As a litigator, I do my best work by making myself informed, anticipating obstacles to desired outcomes, and engineering a plan to overcome them. Be it procedural, evidentiary, or one of client management, I have long believed there is rarely an issue that cannot be “lawyered around” with thoughtful practice. Then the pandemic struck, and the courts closed. No amount of creative advocacy or command of expert examinations could remedy the unforeseen challenges 2020 brought us.
So, like the rest of the civil bar, I’ve waited—but not idly. While many Americans adjusted to quarantine—distracting themselves baking homemade sourdough bread or binging the latest Netflix series—trial attorneys had to live with the uncomfortable reality that our clients’ cases—real people’s life-changing legal matters—would live in an uncertain, liminal space indefinitely. One of the ways I coped was to reflect more deeply on past cases, and lessons therein learned.

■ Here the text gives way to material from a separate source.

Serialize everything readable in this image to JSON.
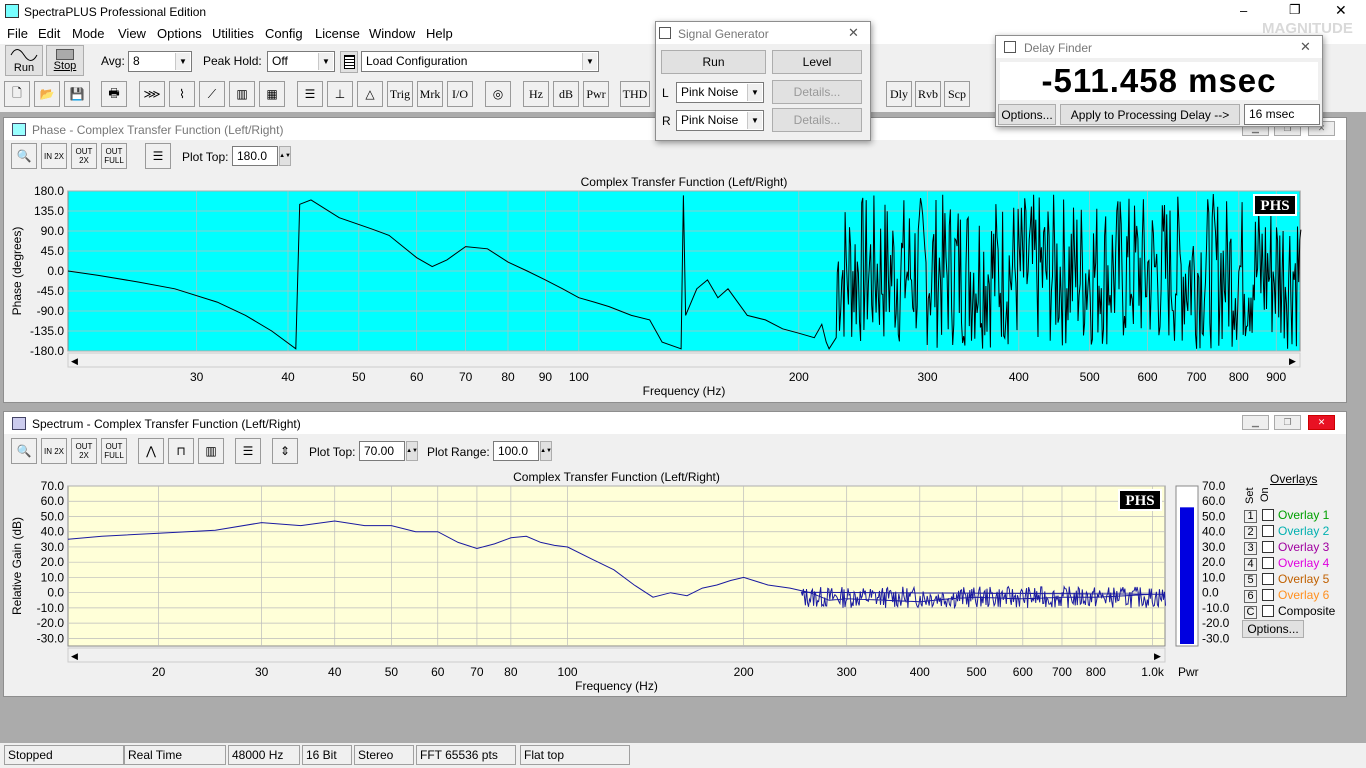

Robbie Nason’s case immediately came to mind.
In 2013, Robbie injured his wrist while working as a craftsman at Old Town® Canoe. Unable to return to work without repair, he sought treatment at Eastern Maine Medical Center (EMMC) where he underwent fracture reduction and fixation surgery that involved placement of a screw. Unfortunately for Robbie, his surgeon left the screwhead protruding above the bone surface where it irritated and damaged adjacent cartilage. Robbie could tell there was something wrong, but his concerns were rebuffed. Eventually he sought a second orthopedic opinion which revealed the medical error. Several surgeries later, Robbie was still left with diminished function and substantial pain.
Susan Faunce and I prosecuted Robbie’s malpractice claim through a Prelitigation Screening Panel and then in Superior Court. At trial, with the surgeon still refusing to take responsibility, we asked the jury to assess damages of $1 million. The jury returned a verdict of $2 million.
What was it about Robbie’s claim that had compelled a result beyond our expectations? What did the jury see in the courtroom that might explain their verdict? And more importantly—can it be replicated when the courts re-open for civil litigation? The more I thought about what we had done well, the more I realized that the good outcome was also a product, in part, of the doctor’s untenable defense. Here are several observations that underscore the importance of identifying, building upon, and allowing a poorly constructed defense to fail:
Defendants’ Inconsistencies and Lack of Experience
At trial, the surgeon’s testimony was plagued by shifting versions of the facts. We made sure the jury didn’t miss this. For example, though he conceded in discovery that proper surgical technique requires seating the screwhead below the bone surface so as not to irritate adjacent cartilage, at trial he said that this was not necessary—likely to match the testimony of the expert he had called.
Discovery brought out how little experience and training this surgeon had in this kind of procedure. Meanwhile, we also showed that, when it became clear Robbie needed this surgery, EMMC had several other surgeons with training and experience in this particular procedure but nonetheless wrongly allowed this ill-prepared surgeon to proceed.
We Factored in a Jury’s Tendency to Defer
In medical malpractice cases, defendants typically, and often arrogantly, argue that medicine requires real-time judgment calls, even intraoperatively, and that it is inappropriate to “second-guess” their trained, seasoned judgment. Thus, in putting together your case, it is not enough to have the facts on your side—you have to factor in jurors’ inclinations to defer to the caregiver. Here, however, we were able to guide the jurors to see that not only was there an operating room error but also a refusal by the hospital to acknowledge the mistake. In sum, the defense alienated the jury and capitalized upon this miscalculation.
Post-verdict, the defendants moved for a new trial. In the alternative, they sought a reduction of the verdict on the basis that it was excessive on the facts. Defendants’ appeal was defeated.